Primaries nationalize local elections, which creates single party localities.

The idea that the parties themselves should be Democratic organizations is itself a Progressive idea. They did fine for a long time functioning as deliberative, member organizations which we're focused on winning general, rather than primary elections.

For the most part, the problem isn't a policy agenda problem (in fact, on these issues -- crime, immigration, education -- have a polling advantage), it's a temperament and presentment problem.

This is a lot of words to write, "I don't understand why aggregate statistics don't apply to the individual".

Subsets of aggregate data can move in different directions from the summary statistics of the whole dataset. Trying to understand why people don't take selected macro statistics as gospel truth about their own lives is, to use a common phrase, extremely out of touch.

And stuff like this:

  1. Republicans think the economy is doing absolutely terribly, much worse than Democrats think, and 3) that most of this perception difference is because Biden, a Democrat, currently occupies the White House.

Is bordering on outright delusional. There are more Americans than just Democrats and Republicans and you don't get 55% fair/poor personal financial situation from just Republicans (no matter how much I'd love for 55% of Americans to be Republicans, alas).

What's actually going on here is that the chattering classes and the politicians and bureaucrats they support are finding, once again, that they can't actually tell people what to think about their personal lives. It's baldly obvious that this group doesn't actually know what they're talking about any functionally better than most people and that their ability to cite macro statistics is more an attempt to cast a magic spell than a real explanation of ground truth.

Is it to discuss policy? Is it to discuss aggregate public perception? Averages matter.

Which averages matter a lot.

Of course, there is no real policy discussion going on with these discussions of macro statistics. It's just Lefty professionals sneering at the rest of the country and saying, "Why won't you just do what I tell you and vote for the Democrats?"

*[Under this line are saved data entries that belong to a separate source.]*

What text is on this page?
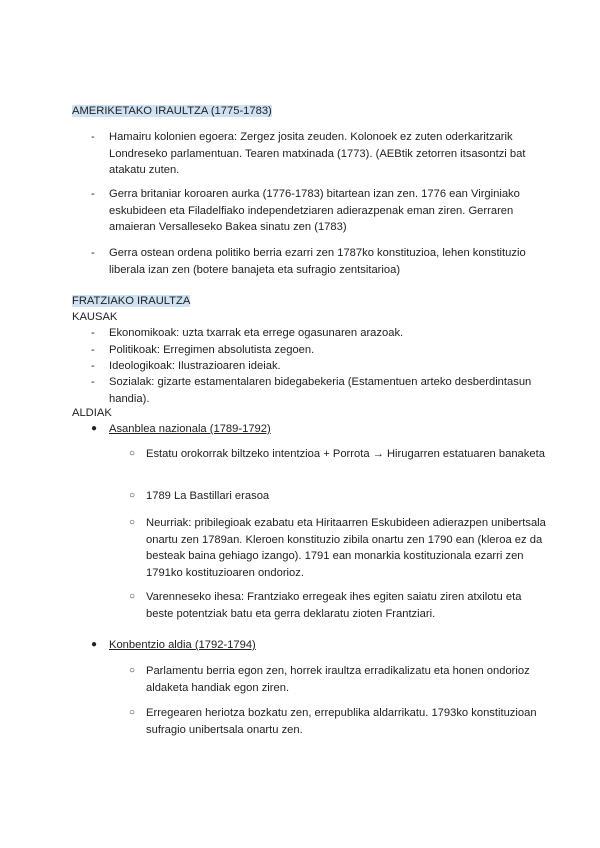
AMERIKETAKO IRAULTZA (1775-1783)
- Hamairu kolonien egoera: Zergez josita zeuden. Kolonoek ez zuten oderkaritzarik Londreseko parlamentuan. Tearen matxinada (1773). (AEBtik zetorren itsasontzi bat atakatu zuten.
- Gerra britaniar koroaren aurka (1776-1783) bitartean izan zen. 1776 ean Virginiako eskubideen eta Filadelfiako independetziaren adierazpenak eman ziren. Gerraren amaieran Versalleseko Bakea sinatu zen (1783)
- Gerra ostean ordena politiko berria ezarri zen 1787ko konstituzioa, lehen konstituzio liberala izan zen (botere banajeta eta sufragio zentsitarioa)
FRATZIAKO IRAULTZA
KAUSAK
- Ekonomikoak: uzta txarrak eta errege ogasunaren arazoak.
- Politikoak: Erregimen absolutista zegoen.
- Ideologikoak: Ilustrazioaren ideiak.
- Sozialak: gizarte estamentalaren bidegabekeria (Estamentuen arteko desberdintasun handia).
ALDIAK
● Asanblea nazionala (1789-1792)
○ Estatu orokorrak biltzeko intentzioa + Porrota → Hirugarren estatuaren banaketa
○ 1789 La Bastillari erasoa
○ Neurriak: pribilegioak ezabatu eta Hiritaarren Eskubideen adierazpen unibertsala onartu zen 1789an. Kleroen konstituzio zibila onartu zen 1790 ean (kleroa ez da besteak baina gehiago izango). 1791 ean monarkia kostituzionala ezarri zen 1791ko kostituzioaren ondorioz.
○ Varenneseko ihesa: Frantziako erregeak ihes egiten saiatu ziren atxilotu eta beste potentziak batu eta gerra deklaratu zioten Frantziari.
● Konbentzio aldia (1792-1794)
○ Parlamentu berria egon zen, horrek iraultza erradikalizatu eta honen ondorioz aldaketa handiak egon ziren.
○ Erregearen heriotza bozkatu zen, errepublika aldarrikatu. 1793ko konstituzioan sufragio unibertsala onartu zen.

Very few of these sneers are coming from the BEA or BLS directly, who mostly are just grinding out the incredible work they have always done (along with all the other statistical agencies in the Federal government), and whose feet I worship at.

But the sneers themselves remain dumb. They come from the ideologically incurious. The puffed up underinformed. The boys at the BLS know that the sub-aggregates matter, too, that's why they do stuff like break things down by industry, region, or state. But the commentariat just knows the national macro aggregates look good, so why won't the deplorable love Biden? He's an on old white guy, isn't he? They love that shit.

There were many people who said "local costs are up in some goods more than average statistics would suggest". My beef isn't with people who concluded that "because of this + negativity bias, things feel worse than they actually are", it's with the people claiming "because of this, economic data are rigged and useless".

Perhaps you might have saved yourself a lot of words had you considered, "Maybe I'm wrong about the actual state of things for many people", and, "The economic data are accurate within the gamut of what they're actually measuring", aren't mutually exclusive things.

Not a problem. It may have behooved me to be explicit with where my concerns lay. I have respect verging on awe for the amount of statistics various branches of the Federal government collect and release to the public.

I wonder if the online right intellecto-sphere will ever figure out that Trump wasn't for them.